Still set in Chicago, Paretsky weaves an urban fable around the most unlikely heroines; the homeless, "mad" and dispossessed. We all know about homeless people, but do we have any idea how they get that way? How can an unquenchable craving for alcohol bring a world famous operatic diva onto the streets with her hardly noticing? It seems incredible to me, but I have never experienced that thirst. Why do the withheld histories of her mother and grandmother cause a young woman to construct alternative lives for them and go looking for them? I don't know - I'm sure we don't have such secrets in my family. How can someone see rusty water leaking from a crack in a wall, and see the blood of the Virgin Mary? I don't know - I don't have that sort of faith.

Then there are those who help. What is help? Is the shelter provided by Hagar House really help, with all the miles of strings attached in the name of some sort of self-serving Christianity. Does the hospital really provide help, with the dispensation of drugs and 15 minute psychiatric sessions?

The supposedly normal people are also a mass of confliction. The golden girl, freezing her emotions down deep while striving relentlessly for the approval of a domineering grandfather. The domineering grandfather, treated as a god by the hospital and by a manipulative housekeeper. The idealistic, young psychiatrist, still naïve enough to put concern for patients ahead of concern for the hospital. The hellfire and brimstone preaching lay brother, with his abused, repressed and cowered daughter, and bully of a son. The large hotel, owners of the wall worshipped by the homeless women and the lengths they are prepared to go to get rid of them.

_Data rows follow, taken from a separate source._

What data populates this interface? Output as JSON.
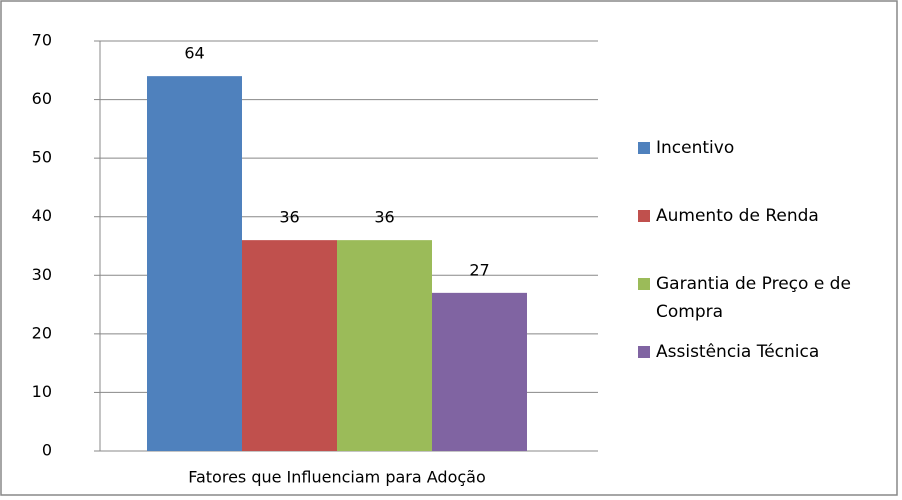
{
  "chart_data": {
    "type": "bar",
    "categories": [
      "Fatores que Influenciam para Adoção"
    ],
    "series": [
      {
        "name": "Incentivo",
        "color": "#4f81bd",
        "values": [
          64
        ]
      },
      {
        "name": "Aumento de Renda",
        "color": "#c0504d",
        "values": [
          36
        ]
      },
      {
        "name": "Garantia de Preço e de Compra",
        "color": "#9bbb59",
        "values": [
          36
        ]
      },
      {
        "name": "Assistência Técnica",
        "color": "#8064a2",
        "values": [
          27
        ]
      }
    ],
    "ylim": [
      0,
      70
    ],
    "yticks": [
      0,
      10,
      20,
      30,
      40,
      50,
      60,
      70
    ],
    "grid": true,
    "legend": "right"
  }
}
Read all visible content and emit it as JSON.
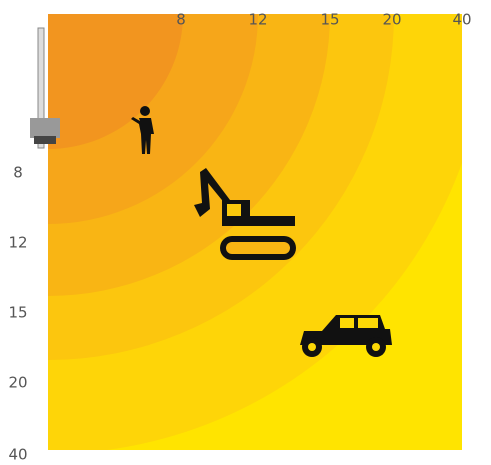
{
  "top_labels": [
    "8",
    "12",
    "15",
    "20",
    "40"
  ],
  "side_labels": [
    "8",
    "12",
    "15",
    "20",
    "40"
  ]
}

But then the story takes a fantasy turn, and unfortunately gets lost. A mysteriously erotic, unintelligible woman named Starr enters, and manages to heal everyone's afflictions and punish the manipulators. With her Medusa-like hairstyle, is she a reincarnated Sumarian goddess, or a female Christ? Well, what she is, is a cop-out. I was appalled to find this story that had provoked my thoughts and held me spell-bound for many pages, suddenly turned into a silly little fantasy. The introduction of this character was completely unnecessary - a writer of Paretsky's proven skill resorting to such artifice to resolve a skilfully constructed set-up is extremely disappointing.